Actually, they'd be far better off sending the U.S. neocons packing. On the mundane level, they could ask for help from all the various other nations in the area to act as peacekeepers. Iran would help for sure. Therefore the Sunnis would want to also help for balance sake. Even China, Russia, and India would pitch in a little if asked properly and given the proper guarantees.
They need peace to rebuild the country and to encourage the brain drain to reverse. They need co-educational universities. Many of their best educated people have been deliberately murdered by neocon-backed forces (death squads and/or false-flag special ops, Americans and British) or have fled the area.
Posted on Friday, June 13, 2008
Maliki raises possibility that Iraq might ask U.S. to leave
By Leila Fadel and Mike Tharp | McClatchy Newspaper
BAGHDAD — Iraqi Prime Minister Nouri al Maliki raised the possibility that his country won't sign a status of forces agreement with the United States and will ask U.S. troops to go home when their U.N. mandate to be in Iraq expires at the end of the year.
Maliki made the comment after weeks of complaints from Shiite Muslim lawmakers that U.S. proposals that would govern a continued troop presence in Iraq would infringe on Iraq's sovereignty.
"Iraq has another option that it may use," Maliki said during a visit to Amman, Jordan. "The Iraqi government, if it wants, has the right to demand that the U.N. terminate the presence of international forces on Iraqi sovereign soil."
Earlier, Maliki acknowledged that talks with the U.S. on a status of forces agreement "reached an impasse" after the American negotiators presented a draft that would have given the U.S. access to 58 military bases, control of Iraqi airspace and immunity from prosecution for both U.S. soldiers and private contractors.
The Iraqis rejected those demands, and U.S. diplomats have submitted a second draft, which Deputy Prime Minister Barham Salih told McClatchy included several major concessions.

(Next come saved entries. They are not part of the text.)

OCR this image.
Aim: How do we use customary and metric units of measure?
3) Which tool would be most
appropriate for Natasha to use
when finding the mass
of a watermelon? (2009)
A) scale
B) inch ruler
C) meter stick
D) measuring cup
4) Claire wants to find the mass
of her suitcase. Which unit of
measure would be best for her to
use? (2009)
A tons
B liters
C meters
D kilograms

Among those would be allowing Iraq to prosecute private contractors for violations of Iraqi law and requiring U.S. forces to turn over to Iraqi authorities Iraqis that the Americans detain.

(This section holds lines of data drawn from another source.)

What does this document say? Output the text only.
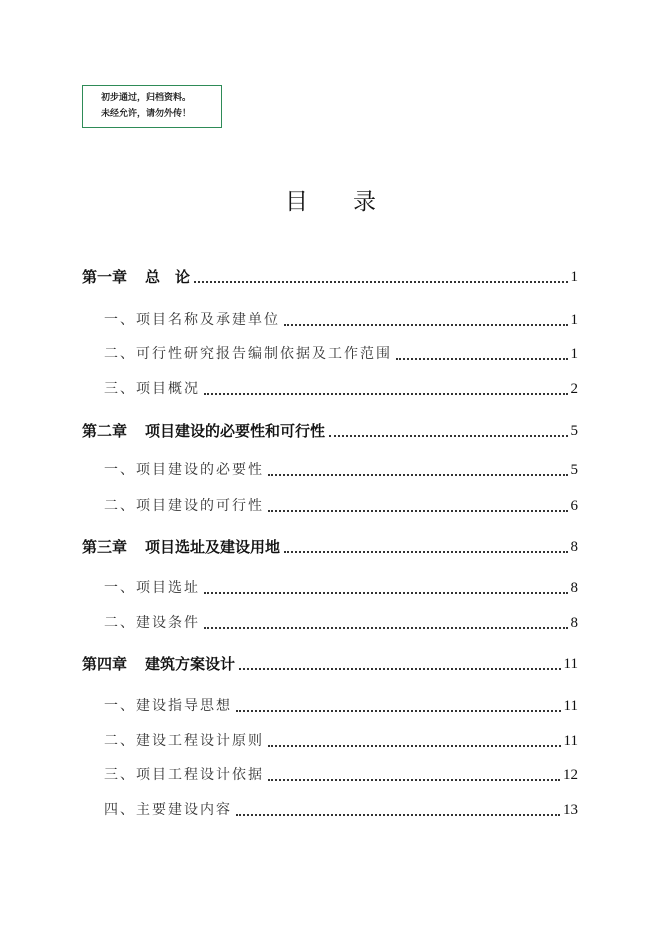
初步通过，归档资料。
未经允许，请勿外传！
目 录
第一章 总　论	1
一、项目名称及承建单位	1
二、可行性研究报告编制依据及工作范围	1
三、项目概况	2
第二章 项目建设的必要性和可行性	5
一、项目建设的必要性	5
二、项目建设的可行性	6
第三章 项目选址及建设用地	8
一、项目选址	8
二、建设条件	8
第四章 建筑方案设计	11
一、建设指导思想	11
二、建设工程设计原则	11
三、项目工程设计依据	12
四、主要建设内容	13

Some Iraqi officials, however, said they're concerned that Maliki has become overconfident of his military's ability to defend his government and might believe Iraqi forces alone can maintain security here without the help of U.S. troops.

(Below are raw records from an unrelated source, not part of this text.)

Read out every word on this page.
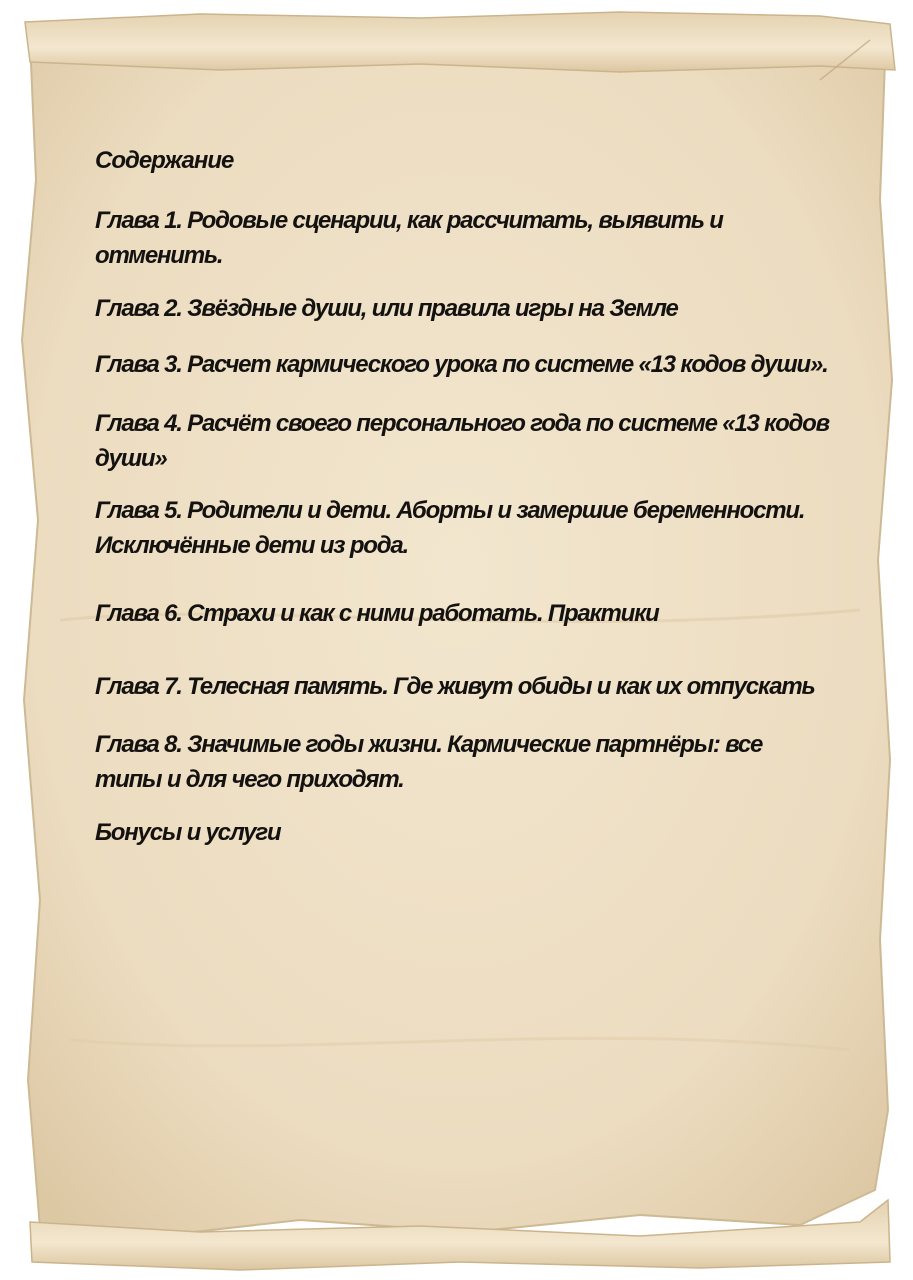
Содержание
Глава 1. Родовые сценарии, как рассчитать, выявить и
отменить.
Глава 2. Звёздные души, или правила игры на Земле
Глава 3. Расчет кармического урока по системе «13 кодов души».
Глава 4. Расчёт своего персонального года по системе «13 кодов
души»
Глава 5. Родители и дети. Аборты и замершие беременности.
Исключённые дети из рода.
Глава 6. Страхи и как с ними работать. Практики
Глава 7. Телесная память. Где живут обиды и как их отпускать
Глава 8. Значимые годы жизни. Кармические партнёры: все
типы и для чего приходят.
Бонусы и услуги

Maliki's confidence in the security forces' abilities are fed, these officials say by the Iraqi security forces' recent successes in Basra, Mosul and Baghdad's Sadr City area, where Iraqi troops have disarmed rival Sunni and Shiite forces and brought relative calm to once troubled areas.
The status of forces agreement was the backdrop as well for an announcement by rebel Shiite Muslim cleric Muqtada al Sadr that he had created a special branch of his militia that would be allowed to carry weapons and attack American troops.
The remainder of his 60,000-strong Mahdi Army militia is expected to lay down its weapons. The announcement comes two months before a ceasefire that has been in effect for 10 months ends.
Sadr has been struggling for the past year to remain at the head of a militant anti-American movement and at the same time remain part of Iraq's political process. In August he ordered his followers to observe a ceasefire that has largely held despite complaints from his followers that they are being attacked and arrested by government-allied forces.
Mahdi Army militiamen were the principal targets of Maliki's recent military offensives in Basra and Sadr City and another offensive reportedly is being prepared for Amara, a Sadr stronghold in southern Iraq.
The creation of a separate wing authorized to attack U.S. forces may be intended to streamline the Mahdi Army and allow Sadr to maintain the ability to undertake military actions even as he accedes to government demands that most of his followers disarm.